Similar results are shown in fencing, where the agents learned to strike the opponent and make counter attacks.

Additionally, the researchers also tried different movement experts, this one mimicing gorillas

5. Conclusion

This paper illustrates the effectiveness of combining a Pre-training Phase with a Transfer Learning Phase to train agents with realistic, adaptive, and competitive behaviors.

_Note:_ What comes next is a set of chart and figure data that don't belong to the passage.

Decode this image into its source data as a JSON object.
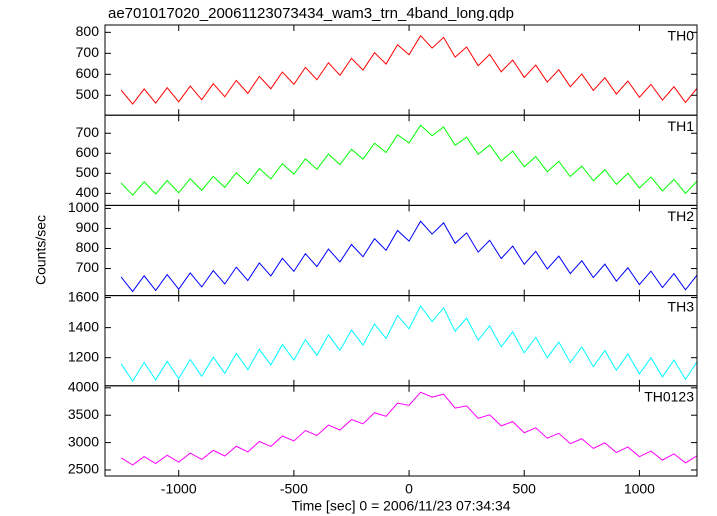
{
  "title": "ae701017020_20061123073434_wam3_trn_4band_long.qdp",
  "xlabel": "Time [sec] 0 = 2006/11/23 07:34:34",
  "ylabel": "Counts/sec",
  "chart_data": [
    {
      "type": "line",
      "xlim": [
        -1320,
        1250
      ],
      "xticks": [
        -1000,
        -500,
        0,
        500,
        1000
      ],
      "ylim": [
        405,
        835
      ],
      "yticks": [
        500,
        600,
        700,
        800
      ],
      "x": [
        -1250,
        -1200,
        -1150,
        -1100,
        -1050,
        -1000,
        -950,
        -900,
        -850,
        -800,
        -750,
        -700,
        -650,
        -600,
        -550,
        -500,
        -450,
        -400,
        -350,
        -300,
        -250,
        -200,
        -150,
        -100,
        -50,
        0,
        50,
        100,
        150,
        200,
        250,
        300,
        350,
        400,
        450,
        500,
        550,
        600,
        650,
        700,
        750,
        800,
        850,
        900,
        950,
        1000,
        1050,
        1100,
        1150,
        1200,
        1250
      ],
      "series": [
        {
          "name": "TH0",
          "color": "#ff0000",
          "values": [
            525,
            458,
            530,
            463,
            536,
            469,
            544,
            479,
            555,
            493,
            571,
            509,
            590,
            531,
            611,
            552,
            633,
            574,
            655,
            595,
            676,
            620,
            703,
            649,
            741,
            693,
            784,
            725,
            776,
            682,
            730,
            641,
            695,
            612,
            668,
            585,
            644,
            563,
            622,
            541,
            601,
            523,
            584,
            506,
            568,
            490,
            552,
            477,
            541,
            466,
            533
          ]
        }
      ]
    },
    {
      "type": "line",
      "xlim": [
        -1320,
        1250
      ],
      "xticks": [
        -1000,
        -500,
        0,
        500,
        1000
      ],
      "ylim": [
        340,
        790
      ],
      "yticks": [
        400,
        500,
        600,
        700
      ],
      "x": [
        -1250,
        -1200,
        -1150,
        -1100,
        -1050,
        -1000,
        -950,
        -900,
        -850,
        -800,
        -750,
        -700,
        -650,
        -600,
        -550,
        -500,
        -450,
        -400,
        -350,
        -300,
        -250,
        -200,
        -150,
        -100,
        -50,
        0,
        50,
        100,
        150,
        200,
        250,
        300,
        350,
        400,
        450,
        500,
        550,
        600,
        650,
        700,
        750,
        800,
        850,
        900,
        950,
        1000,
        1050,
        1100,
        1150,
        1200,
        1250
      ],
      "series": [
        {
          "name": "TH1",
          "color": "#00ff00",
          "values": [
            452,
            391,
            458,
            397,
            464,
            403,
            473,
            415,
            485,
            430,
            503,
            448,
            524,
            472,
            548,
            496,
            572,
            520,
            596,
            544,
            620,
            571,
            650,
            604,
            692,
            652,
            740,
            688,
            731,
            640,
            680,
            595,
            641,
            562,
            611,
            532,
            584,
            508,
            560,
            484,
            536,
            463,
            518,
            445,
            500,
            427,
            482,
            412,
            470,
            400,
            461
          ]
        }
      ]
    },
    {
      "type": "line",
      "xlim": [
        -1320,
        1250
      ],
      "xticks": [
        -1000,
        -500,
        0,
        500,
        1000
      ],
      "ylim": [
        565,
        1015
      ],
      "yticks": [
        700,
        800,
        900,
        1000
      ],
      "x": [
        -1250,
        -1200,
        -1150,
        -1100,
        -1050,
        -1000,
        -950,
        -900,
        -850,
        -800,
        -750,
        -700,
        -650,
        -600,
        -550,
        -500,
        -450,
        -400,
        -350,
        -300,
        -250,
        -200,
        -150,
        -100,
        -50,
        0,
        50,
        100,
        150,
        200,
        250,
        300,
        350,
        400,
        450,
        500,
        550,
        600,
        650,
        700,
        750,
        800,
        850,
        900,
        950,
        1000,
        1050,
        1100,
        1150,
        1200,
        1250
      ],
      "series": [
        {
          "name": "TH2",
          "color": "#0000ff",
          "values": [
            658,
            585,
            664,
            591,
            670,
            597,
            678,
            608,
            690,
            623,
            707,
            640,
            728,
            663,
            751,
            686,
            774,
            710,
            797,
            733,
            820,
            759,
            849,
            791,
            890,
            837,
            936,
            872,
            928,
            826,
            878,
            782,
            841,
            750,
            812,
            721,
            786,
            698,
            762,
            675,
            739,
            655,
            722,
            637,
            704,
            620,
            687,
            605,
            675,
            594,
            667
          ]
        }
      ]
    },
    {
      "type": "line",
      "xlim": [
        -1320,
        1250
      ],
      "xticks": [
        -1000,
        -500,
        0,
        500,
        1000
      ],
      "ylim": [
        1013,
        1613
      ],
      "yticks": [
        1200,
        1400,
        1600
      ],
      "x": [
        -1250,
        -1200,
        -1150,
        -1100,
        -1050,
        -1000,
        -950,
        -900,
        -850,
        -800,
        -750,
        -700,
        -650,
        -600,
        -550,
        -500,
        -450,
        -400,
        -350,
        -300,
        -250,
        -200,
        -150,
        -100,
        -50,
        0,
        50,
        100,
        150,
        200,
        250,
        300,
        350,
        400,
        450,
        500,
        550,
        600,
        650,
        700,
        750,
        800,
        850,
        900,
        950,
        1000,
        1050,
        1100,
        1150,
        1200,
        1250
      ],
      "series": [
        {
          "name": "TH3",
          "color": "#00ffff",
          "values": [
            1160,
            1044,
            1168,
            1052,
            1176,
            1060,
            1188,
            1076,
            1204,
            1096,
            1228,
            1120,
            1256,
            1152,
            1288,
            1184,
            1320,
            1216,
            1352,
            1248,
            1384,
            1284,
            1424,
            1328,
            1480,
            1392,
            1544,
            1440,
            1532,
            1376,
            1464,
            1316,
            1412,
            1272,
            1372,
            1232,
            1336,
            1200,
            1304,
            1168,
            1272,
            1140,
            1248,
            1116,
            1224,
            1092,
            1200,
            1072,
            1184,
            1056,
            1172
          ]
        }
      ]
    },
    {
      "type": "line",
      "xlim": [
        -1320,
        1250
      ],
      "xticks": [
        -1000,
        -500,
        0,
        500,
        1000
      ],
      "ylim": [
        2390,
        4037
      ],
      "yticks": [
        2500,
        3000,
        3500,
        4000
      ],
      "x": [
        -1250,
        -1200,
        -1150,
        -1100,
        -1050,
        -1000,
        -950,
        -900,
        -850,
        -800,
        -750,
        -700,
        -650,
        -600,
        -550,
        -500,
        -450,
        -400,
        -350,
        -300,
        -250,
        -200,
        -150,
        -100,
        -50,
        0,
        50,
        100,
        150,
        200,
        250,
        300,
        350,
        400,
        450,
        500,
        550,
        600,
        650,
        700,
        750,
        800,
        850,
        900,
        950,
        1000,
        1050,
        1100,
        1150,
        1200,
        1250
      ],
      "series": [
        {
          "name": "TH0123",
          "color": "#ff00ff",
          "values": [
            2720,
            2593,
            2745,
            2618,
            2770,
            2643,
            2808,
            2693,
            2858,
            2755,
            2933,
            2830,
            3020,
            2930,
            3120,
            3030,
            3220,
            3130,
            3320,
            3230,
            3420,
            3343,
            3545,
            3480,
            3720,
            3680,
            3920,
            3830,
            3883,
            3630,
            3670,
            3443,
            3508,
            3305,
            3383,
            3180,
            3270,
            3080,
            3170,
            2980,
            3070,
            2893,
            2995,
            2818,
            2920,
            2743,
            2845,
            2680,
            2795,
            2630,
            2758
          ]
        }
      ]
    }
  ]
}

Realistic Motion: The two-phase approach enables agents to produce lifelike movements through pre-training on motion capture data, enhanced by autoregressive smoothing in the Task Encoder.
Adaptive Competitive Behavior: In the Transfer Learning Phase, agents dynamically adjust actions based on opponent movements, balancing offense and defense with strategic depth.
Diverse Styles: By tuning expert weights, the Task Encoder enables varied movement styles, allowing agents to adopt distinct strategies, enhancing realism in competitive settings.
Quantitative Gains: Metrics like competitive rewards improved significantly post-transfer learning, showcasing the model’s effectiveness compared to baseline models without pre-training.
Challenges: Agents faced limitations with unexpected opponent behavior, highlighting areas for reward structure tuning to balance aggression and defense.
Broader Applicability: The framework’s potential extends to simulations and games, offering human-like animations and behaviors for interactive sports and training scenarios.

In conclusion, this research demonstrates that integrating imitation learning with reinforcement learning produces competitive agents with fluid and nuanced behaviors, offering valuable applications in fields that require adaptive, realistic virtual characters.